La Beauce et Les Etchemins servent de décor pour Le grand vide

CULTURE. Le cinéaste lévisien Jessy Dupont a choisi la région pour tourner une partie de son prochain film, Le grand vide, au cours de l’été.

Son équipe et lui se sont arrêtés au centre-ville de Saint-Georges, de même qu’à d’autres endroits de la Beauce et des Etchemins, incluant le Manoir à Lac-Etchemin, ainsi que les restaurants La Grille à Saint-Prosper et le Café Royal à Saint-Georges.

« J’ai grandi à Lévis, mais j’ai beaucoup de famille dans Les Etchemins, notamment à Sainte-Rose et à Lac-Etchemin », indique l’homme de 39 ans pour expliquer son choix. « Quand j’étais enfant et qu’on prenait la route 277 vers Sainte-Rose avec mes parents, j’admirais les paysages et je me disais qu’un jour, je tournerais un film à cet endroit. »

De son propre aveu, il s’agit de son projet le plus ambitieux, lui qui disposait d’un budget de 200 000 $. « Par le passé, j’ai réalisé des films de genre, mais celui-ci représente davantage mes valeurs. C’est un mélange de plusieurs choses que j’ai observées et qui m’ont touché au fil du temps », précise-t-il.

L’œuvre raconte l’histoire d’Eliott, un ébéniste à la retraite qui souffre d’alcoolisme. Le personnage principal partira sur la route pour essayer de retrouver son fils toxicomane qu’il n’a pas vu depuis 20 ans. Il se rendra jusqu’en Acadie où certaines scènes ont aussi été tournées.

En cherchant des lieux de tournage, il a pu constater l’importance de parler de sujets comme la dépendance. « Les gens me demandaient sur quoi portait mon film et quand je leur expliquais, je voyais que le sujet les touchait. Plusieurs m’ont raconté qu’ils avaient perdu de vue quelqu’un dans leur famille, qu’ils n’avaient plus de nouvelles de cette personne », raconte M. Dupont.

Le film abordera également de thèmes comme l’orgueil masculin et l’importance de la langue française en Amérique. Le long métrage fait aussi une place à la nation Wolastoqiyik et met de l’avant la langue Wolostoquey. « Il est essentiel d’inclure les Premières Nations à qui nous devons tant. Nous ne pouvons revendiquer la langue française sans reconnaître les langues autochtones », affirme-t-il.
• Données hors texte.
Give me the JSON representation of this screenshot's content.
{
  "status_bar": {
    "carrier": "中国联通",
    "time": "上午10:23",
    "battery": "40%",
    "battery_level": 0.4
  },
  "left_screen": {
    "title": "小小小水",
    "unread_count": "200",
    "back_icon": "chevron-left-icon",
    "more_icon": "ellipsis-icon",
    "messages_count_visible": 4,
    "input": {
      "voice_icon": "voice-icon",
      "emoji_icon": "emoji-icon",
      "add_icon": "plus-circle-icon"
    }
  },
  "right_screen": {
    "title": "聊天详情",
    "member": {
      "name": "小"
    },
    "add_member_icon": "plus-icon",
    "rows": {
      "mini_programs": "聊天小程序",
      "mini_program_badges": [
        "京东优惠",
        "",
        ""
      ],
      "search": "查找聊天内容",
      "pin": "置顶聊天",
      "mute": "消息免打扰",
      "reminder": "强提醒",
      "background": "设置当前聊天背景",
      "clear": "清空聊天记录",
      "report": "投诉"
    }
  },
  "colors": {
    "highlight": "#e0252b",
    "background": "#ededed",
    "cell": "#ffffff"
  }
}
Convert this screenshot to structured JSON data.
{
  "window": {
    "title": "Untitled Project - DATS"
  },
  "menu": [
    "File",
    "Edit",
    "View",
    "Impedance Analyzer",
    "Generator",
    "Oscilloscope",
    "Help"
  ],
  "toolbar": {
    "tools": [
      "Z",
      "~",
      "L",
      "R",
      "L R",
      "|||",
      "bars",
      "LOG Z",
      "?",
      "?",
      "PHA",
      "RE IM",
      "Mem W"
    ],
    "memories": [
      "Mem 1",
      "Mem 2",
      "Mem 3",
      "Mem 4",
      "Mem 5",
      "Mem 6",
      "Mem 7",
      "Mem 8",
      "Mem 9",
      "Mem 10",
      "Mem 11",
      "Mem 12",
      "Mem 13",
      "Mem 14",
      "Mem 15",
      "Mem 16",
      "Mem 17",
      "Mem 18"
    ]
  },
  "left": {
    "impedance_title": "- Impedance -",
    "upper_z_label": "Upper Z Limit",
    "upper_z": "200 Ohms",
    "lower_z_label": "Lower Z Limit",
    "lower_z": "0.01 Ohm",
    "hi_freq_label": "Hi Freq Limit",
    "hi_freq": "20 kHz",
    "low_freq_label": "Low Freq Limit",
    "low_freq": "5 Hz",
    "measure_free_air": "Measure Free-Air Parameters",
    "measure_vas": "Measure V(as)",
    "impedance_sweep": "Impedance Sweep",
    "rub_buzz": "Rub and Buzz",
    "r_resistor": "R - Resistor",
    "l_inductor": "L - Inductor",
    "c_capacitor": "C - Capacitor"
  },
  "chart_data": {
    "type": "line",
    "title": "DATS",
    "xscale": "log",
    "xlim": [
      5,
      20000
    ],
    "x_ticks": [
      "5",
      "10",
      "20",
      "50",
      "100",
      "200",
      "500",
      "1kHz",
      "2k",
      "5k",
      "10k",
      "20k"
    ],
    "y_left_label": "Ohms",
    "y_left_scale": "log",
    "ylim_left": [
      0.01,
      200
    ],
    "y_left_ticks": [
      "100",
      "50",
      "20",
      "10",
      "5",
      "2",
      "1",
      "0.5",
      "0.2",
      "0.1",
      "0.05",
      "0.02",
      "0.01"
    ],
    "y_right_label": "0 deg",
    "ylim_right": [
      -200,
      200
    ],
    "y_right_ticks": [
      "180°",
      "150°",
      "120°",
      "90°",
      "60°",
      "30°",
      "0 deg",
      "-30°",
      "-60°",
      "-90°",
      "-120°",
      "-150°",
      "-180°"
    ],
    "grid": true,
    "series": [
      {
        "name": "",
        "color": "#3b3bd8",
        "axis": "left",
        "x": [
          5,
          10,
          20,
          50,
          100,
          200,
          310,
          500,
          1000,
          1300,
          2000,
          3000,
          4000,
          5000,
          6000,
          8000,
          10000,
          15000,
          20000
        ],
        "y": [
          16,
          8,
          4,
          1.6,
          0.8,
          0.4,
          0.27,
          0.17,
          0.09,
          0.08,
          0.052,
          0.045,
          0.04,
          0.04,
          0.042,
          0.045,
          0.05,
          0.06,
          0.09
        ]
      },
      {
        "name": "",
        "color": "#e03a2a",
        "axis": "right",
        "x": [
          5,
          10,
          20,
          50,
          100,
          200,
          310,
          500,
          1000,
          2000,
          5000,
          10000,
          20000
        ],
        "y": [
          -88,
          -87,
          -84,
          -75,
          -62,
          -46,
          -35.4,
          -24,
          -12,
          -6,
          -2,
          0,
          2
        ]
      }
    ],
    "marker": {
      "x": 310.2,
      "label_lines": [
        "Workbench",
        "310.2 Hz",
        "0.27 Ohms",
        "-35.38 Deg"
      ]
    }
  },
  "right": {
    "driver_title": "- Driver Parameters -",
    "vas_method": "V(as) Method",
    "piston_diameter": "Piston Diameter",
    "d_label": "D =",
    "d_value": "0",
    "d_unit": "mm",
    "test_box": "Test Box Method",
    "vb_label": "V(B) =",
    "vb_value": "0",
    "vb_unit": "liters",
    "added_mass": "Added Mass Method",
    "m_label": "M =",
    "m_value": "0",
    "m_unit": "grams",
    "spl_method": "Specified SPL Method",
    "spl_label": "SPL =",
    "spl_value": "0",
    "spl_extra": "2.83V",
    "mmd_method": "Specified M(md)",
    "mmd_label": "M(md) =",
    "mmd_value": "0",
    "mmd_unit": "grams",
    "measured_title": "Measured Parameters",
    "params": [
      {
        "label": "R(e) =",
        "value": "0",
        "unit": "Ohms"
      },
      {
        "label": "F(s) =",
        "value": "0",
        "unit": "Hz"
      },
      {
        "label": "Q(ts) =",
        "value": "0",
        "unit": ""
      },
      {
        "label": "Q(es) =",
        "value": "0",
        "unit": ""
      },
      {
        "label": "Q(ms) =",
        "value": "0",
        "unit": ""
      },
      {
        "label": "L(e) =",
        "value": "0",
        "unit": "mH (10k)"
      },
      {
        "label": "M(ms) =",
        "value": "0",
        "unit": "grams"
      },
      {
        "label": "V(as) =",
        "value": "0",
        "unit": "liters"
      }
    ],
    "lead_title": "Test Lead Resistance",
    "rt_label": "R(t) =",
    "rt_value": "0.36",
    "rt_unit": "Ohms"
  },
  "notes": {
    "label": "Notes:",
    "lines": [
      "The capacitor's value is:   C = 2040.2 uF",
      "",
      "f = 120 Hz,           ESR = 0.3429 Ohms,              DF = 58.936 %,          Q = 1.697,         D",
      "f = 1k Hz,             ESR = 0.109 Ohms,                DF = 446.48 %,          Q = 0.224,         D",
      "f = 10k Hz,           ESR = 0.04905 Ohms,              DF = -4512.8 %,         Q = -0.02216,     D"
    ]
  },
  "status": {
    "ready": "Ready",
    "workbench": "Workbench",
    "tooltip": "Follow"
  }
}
La distribution comprend Jean Drolet dans le rôle d’Eliott, et Louise Portal, qui interprète sa femme dépressive depuis le départ de leur fils. Celui-ci est joué par Mathieu Richard. Les acteurs acadiens Marc Lamontagne et Bianca Richard seront aussi de la partie. Le premier incarne Bourk, un Acadien avec qui Eliott nouera une amitié improbable. La seconde prête ses traits à Crystal qui tente de retrouver la garde de sa fille.

Le grand vide est présentement en montage. « L’objectif est de le sortir dans des festivals vers la fin de l’été 2024. La sortie en salle est prévue en 2025 », conclut Jessy -Dupont.